The idea for Large Marge came about after Georgette and Cat returned from a trip to Sicily with Kitchen Table Travel.
“In Italy, (Piaggio Apes) are everywhere, but in Sicily, these are especially used for vending to sell fruits and vegetables and cheese,” Georgette said. “In the morning, a guy will pull up with (a Piaggio Ape), and he’ll start yelling, ‘Pomodoro!’ and like all the old ladies come down and start buying their fruits and vegetables.”
Determined to bring the concept back home to the Peninsula, she placed an order for a custom Piaggio Ape in November, and Large Marge arrived in February. Over the next few months, Georgette worked on getting the Vespa a license plate and health permits, as well as arranging custom detailing with the Kitchen Table Travel logo on the doors.
“(I was getting the doors) painted at SS Customs in Redwood City…and all the cool young dudes there thought that Marge was the coolest truck ever, so they invited me to their Tesla Cybertruck show, which was to raise money for the LEMO Foundation (in Redwood City),” Georgette said. “She did not match all the Teslas there, but she stood out in her own way.”

It was through that car show that Georgette met the LEMO Foundation, which hosted her first pop-up in July. The Vespa is parked at the foundation’s headquarters when not in use.
“The LEMO Foundation are my cheerleaders and supporters,” Georgette said. “This place is amazing. Everyone here is super nice and really supportive.”
Georgette said her ultimate goal is “to get more good cheese out into the community.”
“I’d like to make cheese more accessible to everybody, and also to make it fun, not so serious,” she said. “Remember wine was so serious for so long? Cheese is also kind of serious, and people love cheese so much, it should be more of a celebration.”

Large Marge’s second pop-up will be Italian themed and held on Sept. 14 at The BottleShop in Redwood City from 1-4 p.m. Expect cheese sold in blocks, crackers, jarred vegetables, cured meats, candies and cookies.
“All the kinds of things that you would expect to find in Italy when you’re on vacation,” Georgette said.
Georgette hopes to eventually have a fleet of Piaggio Apes selling a variety of goods along the Peninsula.
“I could even do a bookmobile Marge, I can do a coffee Marge, I can do a gelato Marge,” she said. “I want a whole fleet of these, just bringing joy to the Peninsula, because she is so cute.”
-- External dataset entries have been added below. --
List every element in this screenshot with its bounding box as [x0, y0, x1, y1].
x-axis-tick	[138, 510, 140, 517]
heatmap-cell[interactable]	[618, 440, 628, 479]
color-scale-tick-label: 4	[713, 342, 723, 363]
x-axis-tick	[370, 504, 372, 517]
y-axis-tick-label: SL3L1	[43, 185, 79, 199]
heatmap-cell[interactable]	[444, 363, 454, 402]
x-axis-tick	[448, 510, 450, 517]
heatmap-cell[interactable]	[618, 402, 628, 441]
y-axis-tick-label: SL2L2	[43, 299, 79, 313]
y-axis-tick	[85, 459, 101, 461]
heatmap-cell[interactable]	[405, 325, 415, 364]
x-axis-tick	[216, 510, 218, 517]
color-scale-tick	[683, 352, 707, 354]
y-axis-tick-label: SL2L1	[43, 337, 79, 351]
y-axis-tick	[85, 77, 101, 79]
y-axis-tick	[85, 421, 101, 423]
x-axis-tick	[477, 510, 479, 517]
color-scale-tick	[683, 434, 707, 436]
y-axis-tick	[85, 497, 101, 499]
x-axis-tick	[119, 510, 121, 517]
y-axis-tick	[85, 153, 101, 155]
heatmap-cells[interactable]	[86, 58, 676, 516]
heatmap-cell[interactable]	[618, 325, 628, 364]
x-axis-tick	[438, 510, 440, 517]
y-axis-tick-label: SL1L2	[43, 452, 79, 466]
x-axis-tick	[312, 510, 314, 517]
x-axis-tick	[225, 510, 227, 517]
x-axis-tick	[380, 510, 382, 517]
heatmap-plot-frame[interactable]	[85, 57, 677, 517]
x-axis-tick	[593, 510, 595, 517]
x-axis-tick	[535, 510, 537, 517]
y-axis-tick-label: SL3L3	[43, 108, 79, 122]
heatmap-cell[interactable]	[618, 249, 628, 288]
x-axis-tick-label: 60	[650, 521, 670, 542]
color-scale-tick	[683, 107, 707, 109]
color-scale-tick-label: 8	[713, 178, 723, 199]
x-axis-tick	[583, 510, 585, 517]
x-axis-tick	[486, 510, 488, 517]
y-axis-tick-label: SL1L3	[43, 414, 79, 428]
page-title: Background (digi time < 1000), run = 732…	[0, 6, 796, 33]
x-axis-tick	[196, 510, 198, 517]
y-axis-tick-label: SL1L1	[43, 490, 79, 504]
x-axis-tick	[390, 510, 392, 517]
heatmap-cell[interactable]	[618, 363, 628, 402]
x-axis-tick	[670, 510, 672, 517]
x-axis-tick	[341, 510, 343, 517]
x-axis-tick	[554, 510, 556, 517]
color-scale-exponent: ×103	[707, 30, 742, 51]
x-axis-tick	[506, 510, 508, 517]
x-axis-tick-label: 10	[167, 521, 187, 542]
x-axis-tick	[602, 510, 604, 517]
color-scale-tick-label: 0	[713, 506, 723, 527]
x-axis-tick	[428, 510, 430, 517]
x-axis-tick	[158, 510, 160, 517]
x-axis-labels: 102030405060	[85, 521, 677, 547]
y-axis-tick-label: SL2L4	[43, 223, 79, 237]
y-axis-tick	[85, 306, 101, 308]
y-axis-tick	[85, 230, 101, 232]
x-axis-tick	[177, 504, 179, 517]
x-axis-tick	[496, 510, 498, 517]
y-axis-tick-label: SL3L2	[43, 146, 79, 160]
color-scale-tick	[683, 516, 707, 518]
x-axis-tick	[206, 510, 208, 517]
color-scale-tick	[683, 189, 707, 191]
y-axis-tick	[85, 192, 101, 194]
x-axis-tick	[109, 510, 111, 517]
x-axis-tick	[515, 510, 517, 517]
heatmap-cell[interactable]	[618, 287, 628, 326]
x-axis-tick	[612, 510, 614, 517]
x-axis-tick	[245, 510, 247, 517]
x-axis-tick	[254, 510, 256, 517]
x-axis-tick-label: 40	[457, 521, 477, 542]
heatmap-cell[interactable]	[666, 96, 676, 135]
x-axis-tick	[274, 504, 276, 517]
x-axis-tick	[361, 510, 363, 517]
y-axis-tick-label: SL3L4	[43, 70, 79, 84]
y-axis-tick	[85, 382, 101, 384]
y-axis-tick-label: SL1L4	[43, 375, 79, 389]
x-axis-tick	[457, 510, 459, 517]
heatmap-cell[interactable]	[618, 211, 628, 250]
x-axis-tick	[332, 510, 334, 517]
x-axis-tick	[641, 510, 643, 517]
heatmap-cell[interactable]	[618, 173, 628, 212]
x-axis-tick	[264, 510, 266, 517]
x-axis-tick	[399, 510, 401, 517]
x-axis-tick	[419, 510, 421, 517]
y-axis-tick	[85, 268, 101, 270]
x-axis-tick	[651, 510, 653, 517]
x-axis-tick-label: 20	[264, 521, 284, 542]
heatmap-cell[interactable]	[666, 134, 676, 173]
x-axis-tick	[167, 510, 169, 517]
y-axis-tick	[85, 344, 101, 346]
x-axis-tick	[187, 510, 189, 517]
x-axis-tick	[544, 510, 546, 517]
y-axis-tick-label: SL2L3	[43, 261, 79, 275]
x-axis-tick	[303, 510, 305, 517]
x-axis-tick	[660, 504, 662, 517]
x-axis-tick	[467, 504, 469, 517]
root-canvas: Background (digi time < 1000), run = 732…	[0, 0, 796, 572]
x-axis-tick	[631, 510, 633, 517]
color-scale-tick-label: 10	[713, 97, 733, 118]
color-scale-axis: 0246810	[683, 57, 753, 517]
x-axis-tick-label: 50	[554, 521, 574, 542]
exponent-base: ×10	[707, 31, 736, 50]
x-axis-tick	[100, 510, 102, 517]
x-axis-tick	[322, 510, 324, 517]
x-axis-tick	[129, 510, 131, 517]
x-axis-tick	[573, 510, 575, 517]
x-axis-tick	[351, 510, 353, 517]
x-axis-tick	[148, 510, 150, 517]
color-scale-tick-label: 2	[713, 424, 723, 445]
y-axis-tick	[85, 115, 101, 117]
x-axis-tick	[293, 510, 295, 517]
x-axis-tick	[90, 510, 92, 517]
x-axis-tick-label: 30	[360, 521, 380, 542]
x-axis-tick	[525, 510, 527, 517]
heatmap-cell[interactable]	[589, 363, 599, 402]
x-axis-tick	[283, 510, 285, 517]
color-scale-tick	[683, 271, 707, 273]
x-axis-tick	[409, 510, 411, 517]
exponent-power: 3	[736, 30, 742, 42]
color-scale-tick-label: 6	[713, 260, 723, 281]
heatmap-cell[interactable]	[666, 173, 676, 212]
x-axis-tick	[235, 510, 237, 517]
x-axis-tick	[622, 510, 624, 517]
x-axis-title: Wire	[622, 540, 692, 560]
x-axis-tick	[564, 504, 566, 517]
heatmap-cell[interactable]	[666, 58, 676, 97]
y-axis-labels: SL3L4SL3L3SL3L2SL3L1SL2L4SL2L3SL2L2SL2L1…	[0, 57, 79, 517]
For those looking to expand their cheese palate, Georgette recommends shopping for cheese at Sigona’s in Redwood City and Palo Alto and Bianchini’s Market in San Carlos and Portola Valley. Local cheese brands she recommends are Laura Chenel, Cypress Grove, Valley Ford Cheese, Marin French, Stepladder Creamery and Central Coast Creamery. Laura Chenel and Cypress Grove “were the original goat cheese makers who started a whole movement in the proper way to make cheese and humane treatment of animals and fair pay of workers,” Georgette said, and Marin French is “the oldest continuously operating cheese maker in America. They used to make cheese back in the Gold Rush days and send it down river to San Francisco because there was an egg shortage, and that’s how they would make cheese there.”